Não há como negar: Clint Eastwood é um nome que está marcado para sempre na História de Hollywood. Quem não se lembra da imagem imponente do Pistoleiro Sem Nome, que protagonizou a emblemática trilogia de Sergio Leone (“Por um Punhado de Dólares”, “Por uns Dólares a Mais” e “Três Homens em Conflito”)? Ou do detento que lutava para escapar da prisão em “Fuga de Alcatraz”? Ou do policial conhecido como Dirty Harry, em “Perseguidor Implacável”? Além disso, Eastwood também se lançou como diretor e ganhou o Oscar de melhor filme não só uma, mas duas vezes (“Os Indomáveis” e “Menina de Ouro”). Em contrapartida, seus trabalhos mais recentes deixaram a desejar: ao contrário de “Pontes de Madison” e “Sobre Meninos e Lobos”, obras como “J. Edgar”, “Sniper Americano” e “Sully” apresentaram problemas difíceis de revelar, ao passo que “17h15: Trem para Paris” foi massacrado pela Crítica e naufragou nas bilheterias.

O que nos traz ao novo longa de Eastwood, “A Mula”: inspirado na história real de Leo Sharp, um veterano da Segunda Guerra Mundial que resolveu atuar transportando drogas para o Cartel de Sinaloa, o filme acompanha Earl Stone, um senhor quase nonagenário que também esteve na Segunda Guerra e, hoje, coleciona prêmios pelos seus trabalhos com horticultura. Brigado com sua família e prestes a entrar em colapso financeiro, Earl decide tomar uma decisão, no mínimo, ousada: servir de “mula” para um cartel mexicano (em outras palavras: utilizar sua picape para transportar drogas e ganhar dinheiro com isso). Claro que a decisão representa um risco enorme para o sujeito, mas ele leva isto até as últimas consequências.

A figura imponente que Clint Eastwood desenvolveu ao longo de sua carreira, com a expressão rígida e a postura ereta, desapareceu e deu lugar a um semblante frágil, vulnerável e envelhecido. Isto, inclusive, é o que torna Earl Stone um protagonista interessante, pois vai de encontro com a persona que nos acostumamos a esperar de Eastwood e, de quebra, ainda resulta em um personagem mais humano.
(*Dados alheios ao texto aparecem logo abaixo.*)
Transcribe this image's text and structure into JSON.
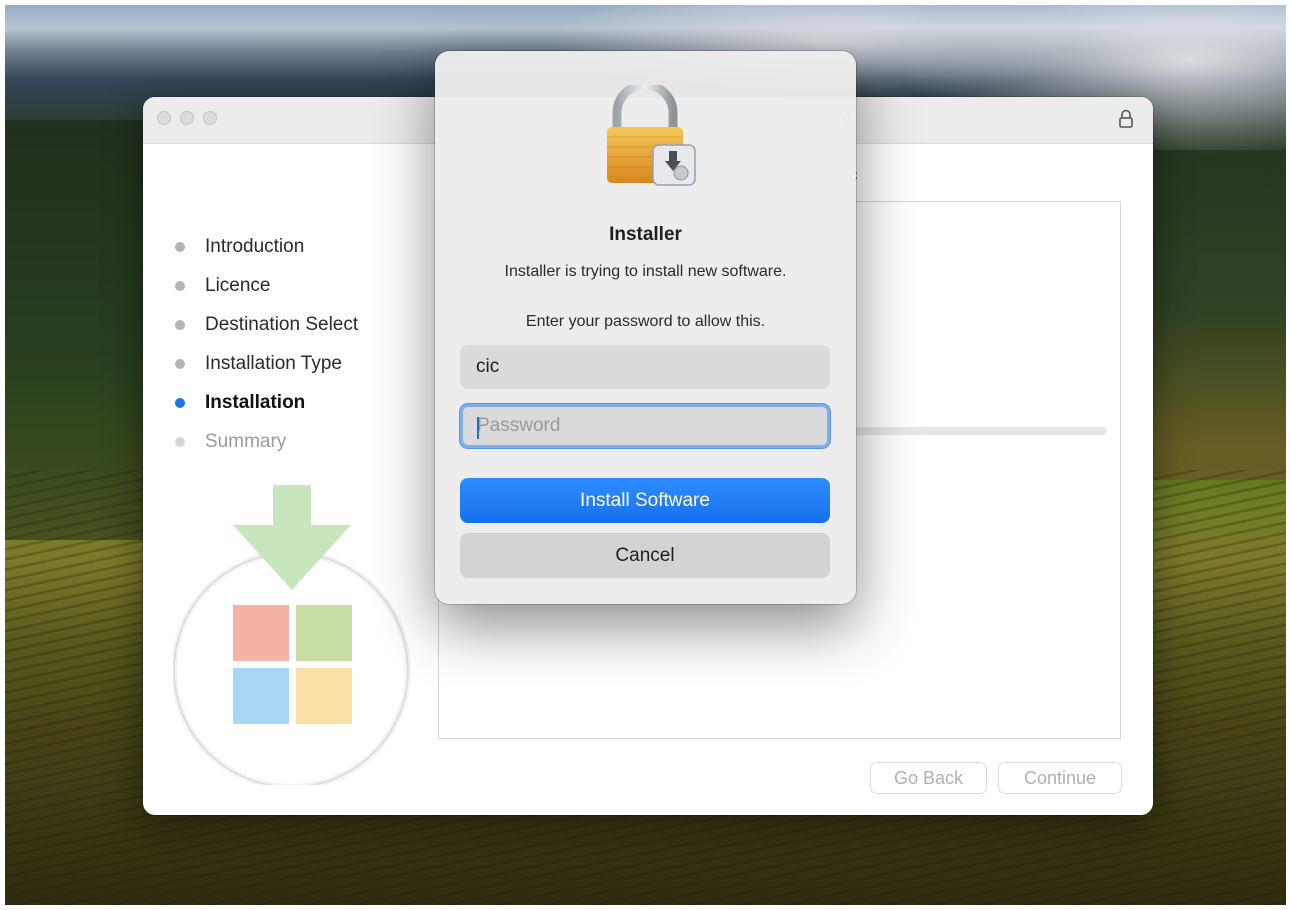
{
  "window": {
    "title": "c",
    "subtitle": "c"
  },
  "steps": [
    {
      "label": "Introduction",
      "state": "done"
    },
    {
      "label": "Licence",
      "state": "done"
    },
    {
      "label": "Destination Select",
      "state": "done"
    },
    {
      "label": "Installation Type",
      "state": "done"
    },
    {
      "label": "Installation",
      "state": "active"
    },
    {
      "label": "Summary",
      "state": "future"
    }
  ],
  "footer": {
    "go_back_label": "Go Back",
    "continue_label": "Continue"
  },
  "auth": {
    "title": "Installer",
    "message": "Installer is trying to install new software.",
    "prompt": "Enter your password to allow this.",
    "username_value": "cic",
    "password_placeholder": "Password",
    "install_label": "Install Software",
    "cancel_label": "Cancel"
  },
  "colors": {
    "accent": "#1a73e8",
    "primary_button": "#1670ec",
    "focus_ring": "#7eaef0",
    "step_inactive_dot": "#b5b5b5"
  },
  "icons": {
    "titlebar_lock": "lock-icon",
    "dialog_icon": "padlock-installer-icon",
    "package_illustration": "package-download-icon"
  }
}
Do primeiro ao último instante, Stone surge como uma figura que a qualquer momento pode ser despedaçada – e quando digo isso, me refiro ao seu estado físico, já que as condições emocionais e psicológicas do indivíduo há muito foram dominadas pela culpa, pelo arrependimento e pela dor. No meio disso tudo, existe uma frestinha de esperança que leva Earl a buscar uma forma de se reconciliar com a família e se salvar financeiramente – e Eastwood se concentra em cada uma destas nuances com uma vontade admirável.
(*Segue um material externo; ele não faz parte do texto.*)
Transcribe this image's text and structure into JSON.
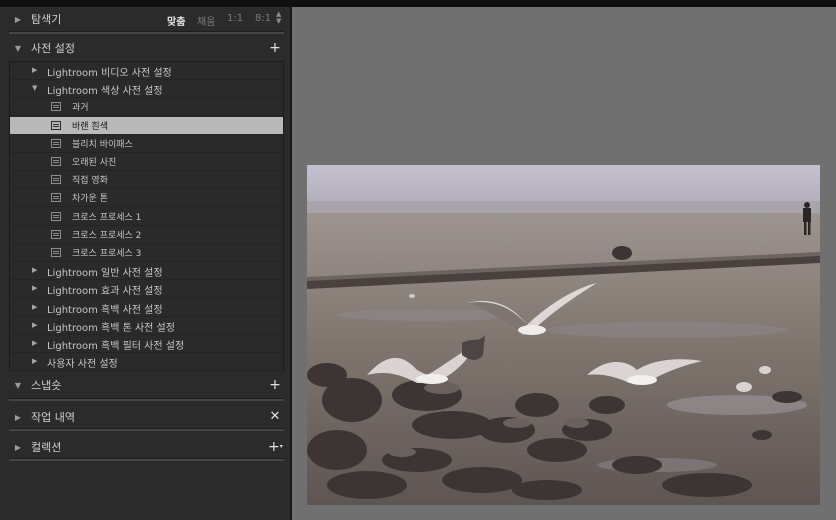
{
  "navigator": {
    "title": "탐색기",
    "zoom_fit": "맞춤",
    "zoom_fill": "채움",
    "zoom_1_1": "1:1",
    "zoom_8_1": "8:1"
  },
  "presets_panel": {
    "title": "사전 설정",
    "add_icon": "plus-icon",
    "folders": [
      {
        "label": "Lightroom 비디오 사전 설정",
        "expanded": false
      },
      {
        "label": "Lightroom 색상 사전 설정",
        "expanded": true,
        "presets": [
          "과거",
          "바랜 흰색",
          "블리치 바이패스",
          "오래된 사진",
          "직접 영화",
          "차가운 톤",
          "크로스 프로세스 1",
          "크로스 프로세스 2",
          "크로스 프로세스 3"
        ],
        "selected_index": 1
      },
      {
        "label": "Lightroom 일반 사전 설정",
        "expanded": false
      },
      {
        "label": "Lightroom 효과 사전 설정",
        "expanded": false
      },
      {
        "label": "Lightroom 흑백 사전 설정",
        "expanded": false
      },
      {
        "label": "Lightroom 흑백 톤 사전 설정",
        "expanded": false
      },
      {
        "label": "Lightroom 흑백 필터 사전 설정",
        "expanded": false
      },
      {
        "label": "사용자 사전 설정",
        "expanded": false
      }
    ]
  },
  "snapshots_panel": {
    "title": "스냅숏",
    "add_icon": "plus-icon"
  },
  "history_panel": {
    "title": "작업 내역",
    "clear_icon": "close-icon"
  },
  "collections_panel": {
    "title": "컬렉션",
    "add_icon": "plus-dropdown-icon"
  },
  "colors": {
    "panel_bg": "#2b2b2b",
    "view_bg": "#707070",
    "selected_row": "#b9b9b9"
  }
}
Os demais personagens, no entanto, se resumem em dois tipos de figuras: as bidimensionais e as unidimensionais. Observem, por exemplo, como a família de Earl é subaproveitada, com a esposa do sujeito surgindo adoecida desde o princípio ao passo que suas filhas aparecem somente de vez em quando (e sempre mantendo uma expressão aborrecida). Os agentes da DEA, vividos por Michael Peña e Bradley Cooper (repetindo sua parceria com Eastwood, depois de “Sniper Americano”), passam a maior parte do tempo se dedicando a diálogos que oscilam entre a pose viril e a quase irreverência. Para completar, os vilões que compõem o cartel do México exemplificam o estereótipo que já foi explorado à exaustão em outras obras (e na vida real, através da mídia e das redes sociais), constituindo uma visão que certamente reflete a do cineasta.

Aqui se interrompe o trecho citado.